Anycast DNS - Using BGP
In this fifth article on Anycast DNS, we provide some examples of deploying Anycast using Border Gateway Protocol or BGP, the core routing protocol of the Internet.
While BGP is mostly used by Internet Service Providers (ISPs), it is also used in some of the larger enterprise environments that must interconnect networks that span geographical and/or administrative regions and boundaries. Since BGP is a very complex routing protocol, we will provide only a basic recipe using Cisco and Quagga host-based routing software. A detailed discussion of the BGP protocol is beyond the scope of this article.
BGP is an Exterior Gateway Protocol (EGP), which means that it exchanges routing information between Autonomous Systems (AS). BGP is quite different from other IGPs, such as RIP and OSPF. BGP uses a different routing algorithm that uses a path vector algorithm, causing it to keep a list of every AS that the path passes through.

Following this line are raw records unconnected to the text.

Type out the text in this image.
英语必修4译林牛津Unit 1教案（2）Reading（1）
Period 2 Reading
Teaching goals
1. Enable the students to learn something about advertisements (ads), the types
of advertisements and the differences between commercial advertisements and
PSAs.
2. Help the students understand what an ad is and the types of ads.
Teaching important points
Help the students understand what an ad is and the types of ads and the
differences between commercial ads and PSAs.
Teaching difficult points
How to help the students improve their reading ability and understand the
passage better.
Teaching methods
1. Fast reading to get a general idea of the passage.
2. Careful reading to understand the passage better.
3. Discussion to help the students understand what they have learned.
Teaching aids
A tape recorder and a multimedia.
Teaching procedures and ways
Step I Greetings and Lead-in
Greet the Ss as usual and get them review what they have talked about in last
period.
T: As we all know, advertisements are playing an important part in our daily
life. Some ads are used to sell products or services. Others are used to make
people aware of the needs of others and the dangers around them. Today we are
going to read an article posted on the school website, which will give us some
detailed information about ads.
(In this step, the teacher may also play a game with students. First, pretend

Our recipe will demonstrate how to configure Quagga to peer with a Cisco router using BGP. Suppose our Anycast design consists of an Autonomous System 65500 and AS 64555 as shown below. AS 64555 will contain our Anycast DNS servers and we'll establish peering between the two as shown below:
The recipe calls for configuring an Anycast DNS server each with two physical network connections on different subnets or VLANs. Two upstream routers are configured with BGP routing and will peer with our Anycast DNS server. The Anycast DNS servers will be configured with BGP routing protocol for originating our two Anycast VIPs of 192.168.0.1/32 and 192.168.1.1/32. The configuration is shown in the graphic below:
We could advertise two (2) Anycast VIPs from within the same netblock 192.168.0.0/24, such as 192.168.0.1/32 and 192.168.0.2/32. This would save address space, but we're simply trying to show by example by using VIPs from different netblocks.
Recipe - Multihomed Anycast DNS using BGP
Step 1 - Configure Anycast VIPs on "Server A"
Add two (2) Anycast VIPs to the host's loopback interface as a virtual loopback device or sub-interface. This is performed using the following command:
ifconfig lo:0 192.168.0.1 netmask 255.255.255.255 ifconfig lo:1 192.168.1.1 netmask 255.255.255.255
NOTE: The command above shows the syntax for performing this on Linux. The loopback devices are named slightly different on Sun Solaris. The loopback devices on Solaris are called lo0:0 and lo0:1 respectively.
Step 2 - Configure Zebra (component of Quagga) on "Server A"
The typical location of the zebra configuration file is /etc/quagga/zebra.conf, unless you have built Quagga with non-default file locations. Create the /etc/quagga/zebra.conf file as follows:
! ! Zebra configuration saved from vty ! 2009/06/07 09:49:00 ! hostname server_a ! password zebra enable password zebra ! interface eth0 ip address 10.0.1.10/24 ! interface eth1 ip address 10.0.2.10/24 ! interface lo ! line vty !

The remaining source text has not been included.